Moroz and Kose say that Wells Fargo index fund, initiated in 1970, was quickly scrapped because of the effort and cost its implementation entailed.

In those days when brokerage commissions were fixed (thus ensuring a high cost for a large portfolio that included some illiquid stocks) and when computers were only just emerging (thus ensuring tremendous effort in rebalancing), it was quickly grasped that market-cap weighting was far more practical as it is a virtual buy and hold strategy.

It thus took some four decades to revive equal weighting, which under today’s low-commission and computerized world, handily outperforms market-cap indexing “without a material increase in risk,” the authors say.

So why bother with a more complicated fundamental indexing approach?

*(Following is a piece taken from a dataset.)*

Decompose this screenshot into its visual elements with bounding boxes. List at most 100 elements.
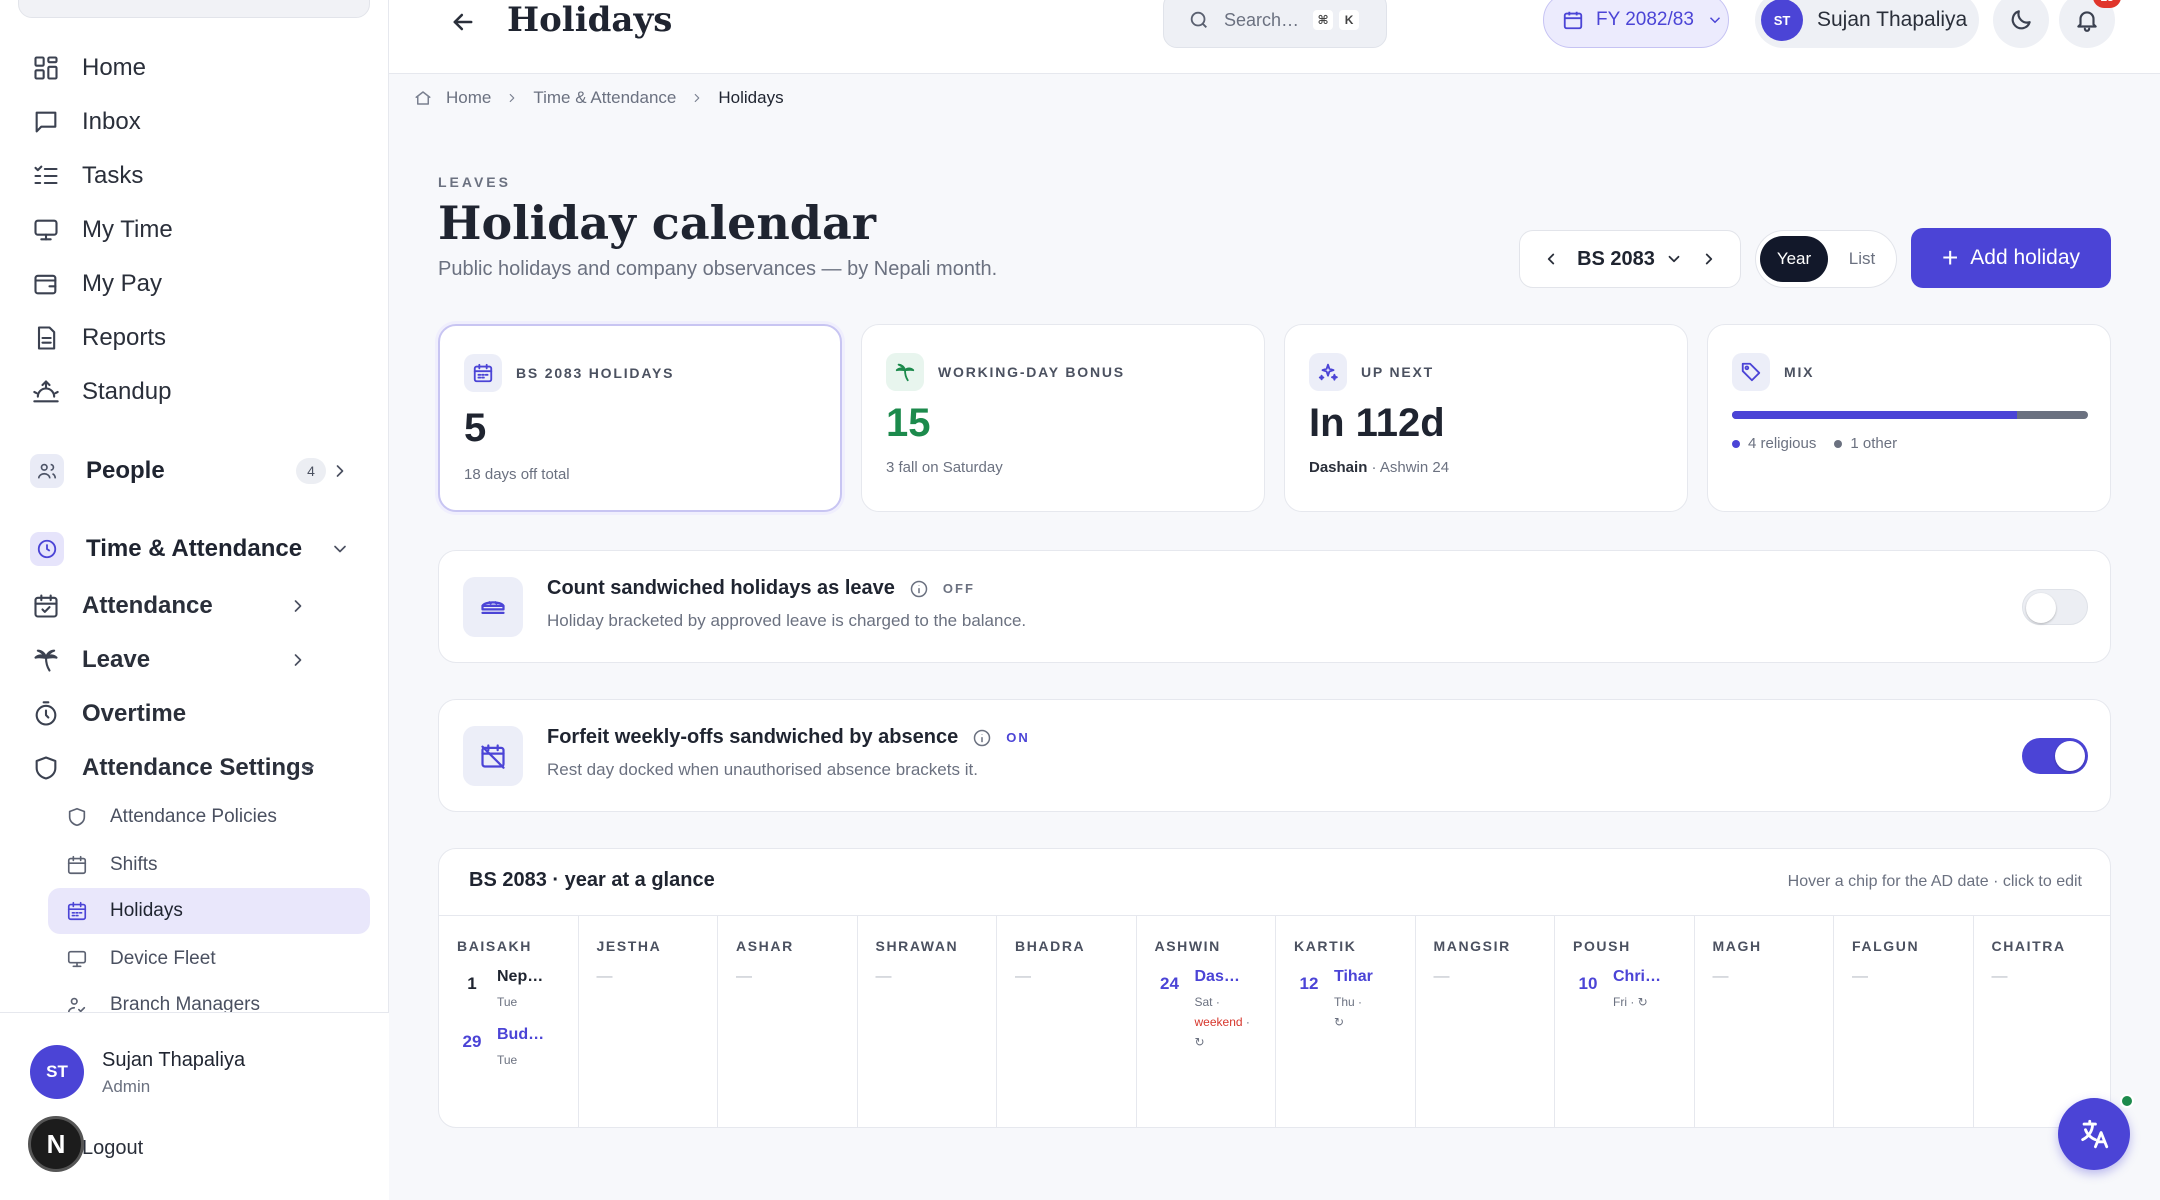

Because the strategy offers superior returns and lower costs, Moroz and Kose argue.

Both equally weighted and fundamentally weighted portfolios trump cap weighting by breaking the link with price that serves as a drag on cap-weighted portfolios.

“Stocks that are temporarily overpriced automatically receive a higher weight in the cap-weighted benchmark; conversely, stocks that are temporarily underpriced are given a lower weight,” the authors write.

That’s good so far, but the trouble for equal-weighted indexing starts with the strategy’s ignoring not just price but size.

By making disproportionate bets of smaller and thus less liquid stocks, equal-weighted portfolios add to implementation cost while only indirectly capturing “the noise in prices,” therefore generating performance less effectively.

In contrast, because fundamentally weighted indexes are selecting stocks on the basis of fundamental metrics, rather than just market capitalization, they are less likely to be overpriced, the authors say.

Indeed, in simulation covering eight countries over 28 years that compared the three indexing strategies, the Research Affiliates duo found that “the annualized returns of both smart beta strategies exceed those of the cap-weighted benchmark in almost every case, and the fundamentally weighted index consistently outperformed the equally weighted one.”

Fundamental indexing’s advantage over equal weighting reached as high as 280 basis points in the Australian market over the period under simulated study (1985-2013).

Addressing the claim that equal-weighing offers greater diversification, Moroz and Kose argue that diversification is not a goal but a means to achieving reduced risk, and they show that both strategies have roughly equal volatility.

“Most of the benefits of diversification can be achieved with a relatively small number of stocks; incrementally reducing concentration results only in marginal improvements,” they write.

While the fundamental strategy has outperformed equal weighting, the authors explain that the latter is inherently a higher-cost strategy since most of the cost of indexing stems from rebalancing, a factor that disadvantages equal-weighting in comparison to both fundamental and market-cap weighting.

That is because the equal weight index will more frequently need to replace less liquid stocks rather than merely trade back to a target weight.

What’s more, the net costs of rebalancing rise at high asset levels for equal-weight portfolios (with higher turnover and less liquid stocks) than fundamentally weighted indexes, the authors add.